Mr Dodson’s Australian Dialogue – launched yesterday with an aim to start a "national conversation" on the relationship between Indigenous and non-Indigenous Australians – was dismissed by Mr Mundine as soft.
In an interview with ABC NewsRadio, Mr Mundine said calls for Australians to show "more love" for Indigenous Australians were "bizarre".
"We need jobs, we need to break the poverty cycle, we need to deal with th social dysfunctionality in regards to criminal activity which is sexual abuse of children and women and the physical and mental abuse," he said.
"These things are now here and we need to deal with them now and here. We don’t need to put them off in five years or 10 years of dialogues and conversations and love-fests. We need hard-nosed stuff."
Mr Dodson, sometimes referred to as the "father of reconciliation", yesterday criticised Mr Mundine for advocating assimilationist policies, but Mr Mundine said that was just a "throw-away line".
"That doesn’t deal with the reality of Aboriginal people on the ground," he said.
"I’m out there every day fighting for the improvement of the lives of Indigenous people.
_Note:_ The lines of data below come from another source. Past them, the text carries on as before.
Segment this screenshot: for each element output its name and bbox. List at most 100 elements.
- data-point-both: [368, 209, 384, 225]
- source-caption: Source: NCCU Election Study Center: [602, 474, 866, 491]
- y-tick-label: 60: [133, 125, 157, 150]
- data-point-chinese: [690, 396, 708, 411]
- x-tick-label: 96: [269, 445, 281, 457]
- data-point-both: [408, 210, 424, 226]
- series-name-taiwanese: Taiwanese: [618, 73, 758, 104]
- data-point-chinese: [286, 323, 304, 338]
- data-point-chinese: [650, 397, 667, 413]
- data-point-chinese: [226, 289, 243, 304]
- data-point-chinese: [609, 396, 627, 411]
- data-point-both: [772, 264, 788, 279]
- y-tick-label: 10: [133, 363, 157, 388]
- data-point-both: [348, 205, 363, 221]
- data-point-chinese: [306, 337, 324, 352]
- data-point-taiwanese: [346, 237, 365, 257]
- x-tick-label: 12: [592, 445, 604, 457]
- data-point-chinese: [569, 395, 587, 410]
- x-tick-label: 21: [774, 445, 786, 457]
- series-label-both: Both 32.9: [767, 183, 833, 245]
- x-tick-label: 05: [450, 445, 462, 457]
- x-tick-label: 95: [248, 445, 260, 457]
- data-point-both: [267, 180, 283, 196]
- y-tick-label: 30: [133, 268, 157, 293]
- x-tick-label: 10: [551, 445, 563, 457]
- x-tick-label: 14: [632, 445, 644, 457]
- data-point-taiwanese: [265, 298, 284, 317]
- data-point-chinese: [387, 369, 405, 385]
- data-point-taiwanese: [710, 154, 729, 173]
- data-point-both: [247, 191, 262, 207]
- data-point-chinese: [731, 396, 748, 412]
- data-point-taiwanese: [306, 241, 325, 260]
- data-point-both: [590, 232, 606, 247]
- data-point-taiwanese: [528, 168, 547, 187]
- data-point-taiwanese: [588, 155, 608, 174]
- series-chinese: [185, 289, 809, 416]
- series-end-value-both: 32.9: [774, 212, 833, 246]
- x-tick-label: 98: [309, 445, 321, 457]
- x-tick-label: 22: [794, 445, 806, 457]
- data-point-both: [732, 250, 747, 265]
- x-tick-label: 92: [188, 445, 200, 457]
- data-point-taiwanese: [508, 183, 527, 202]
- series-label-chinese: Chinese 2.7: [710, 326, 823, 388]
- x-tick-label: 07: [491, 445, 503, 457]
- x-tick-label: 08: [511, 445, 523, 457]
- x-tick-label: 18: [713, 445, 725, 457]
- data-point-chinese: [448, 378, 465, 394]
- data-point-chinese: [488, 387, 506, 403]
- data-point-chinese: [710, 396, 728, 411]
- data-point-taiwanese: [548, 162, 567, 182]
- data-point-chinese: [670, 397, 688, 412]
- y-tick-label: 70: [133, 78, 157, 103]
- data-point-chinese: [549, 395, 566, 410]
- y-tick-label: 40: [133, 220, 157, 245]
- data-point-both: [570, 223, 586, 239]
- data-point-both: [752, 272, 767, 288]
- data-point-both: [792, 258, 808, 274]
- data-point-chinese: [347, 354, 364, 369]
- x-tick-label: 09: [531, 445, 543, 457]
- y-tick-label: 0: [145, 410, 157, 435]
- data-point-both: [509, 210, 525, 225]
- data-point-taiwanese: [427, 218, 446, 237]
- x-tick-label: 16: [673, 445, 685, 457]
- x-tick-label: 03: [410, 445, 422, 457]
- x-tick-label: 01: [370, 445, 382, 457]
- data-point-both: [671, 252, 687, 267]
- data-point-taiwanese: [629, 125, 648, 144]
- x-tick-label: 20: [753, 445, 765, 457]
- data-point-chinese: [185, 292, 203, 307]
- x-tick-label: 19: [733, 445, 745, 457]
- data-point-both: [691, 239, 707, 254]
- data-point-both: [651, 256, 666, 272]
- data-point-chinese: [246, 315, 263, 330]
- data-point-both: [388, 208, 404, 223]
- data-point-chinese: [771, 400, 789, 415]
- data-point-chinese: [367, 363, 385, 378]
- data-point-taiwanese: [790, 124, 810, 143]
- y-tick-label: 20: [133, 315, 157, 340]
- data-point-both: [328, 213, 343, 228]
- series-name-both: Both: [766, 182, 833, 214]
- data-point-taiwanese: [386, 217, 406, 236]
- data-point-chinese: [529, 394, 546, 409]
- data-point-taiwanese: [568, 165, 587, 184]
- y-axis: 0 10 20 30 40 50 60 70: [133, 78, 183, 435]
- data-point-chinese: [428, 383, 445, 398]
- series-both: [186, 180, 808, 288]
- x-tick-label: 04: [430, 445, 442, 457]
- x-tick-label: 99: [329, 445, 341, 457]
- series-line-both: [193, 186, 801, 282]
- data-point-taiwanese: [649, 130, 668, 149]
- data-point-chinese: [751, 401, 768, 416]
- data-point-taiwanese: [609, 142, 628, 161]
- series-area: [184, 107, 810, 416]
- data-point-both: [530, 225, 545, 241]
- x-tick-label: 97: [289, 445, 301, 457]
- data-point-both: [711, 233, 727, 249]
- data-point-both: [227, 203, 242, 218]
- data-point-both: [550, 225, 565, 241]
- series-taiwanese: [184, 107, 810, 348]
Getting them out of poverty, getting them into real jobs, getting them into education and giving them the the education opportunities they need," he said.
"That’s my scorecard and that’s what I stand for."
The Government has announced it will spend $20 million on scholarships for Indigenous children to attend private secondary schools, and Mr Mundine praised the initiative as an example of the hard-nosed reforms he wanted.
He estimated the scheme would provide 2,000 places for Indigenous children.
"Don’t underestimate – 2,000 kids is a lot of kids and that will open up to the universities, it’ll open up to the networks that they need to have in their career development and their own communities with those networks," he said.
"Those will be massive and these will be the leaders of the future."
The six-year scholarships will cover tuition and accommodation costs.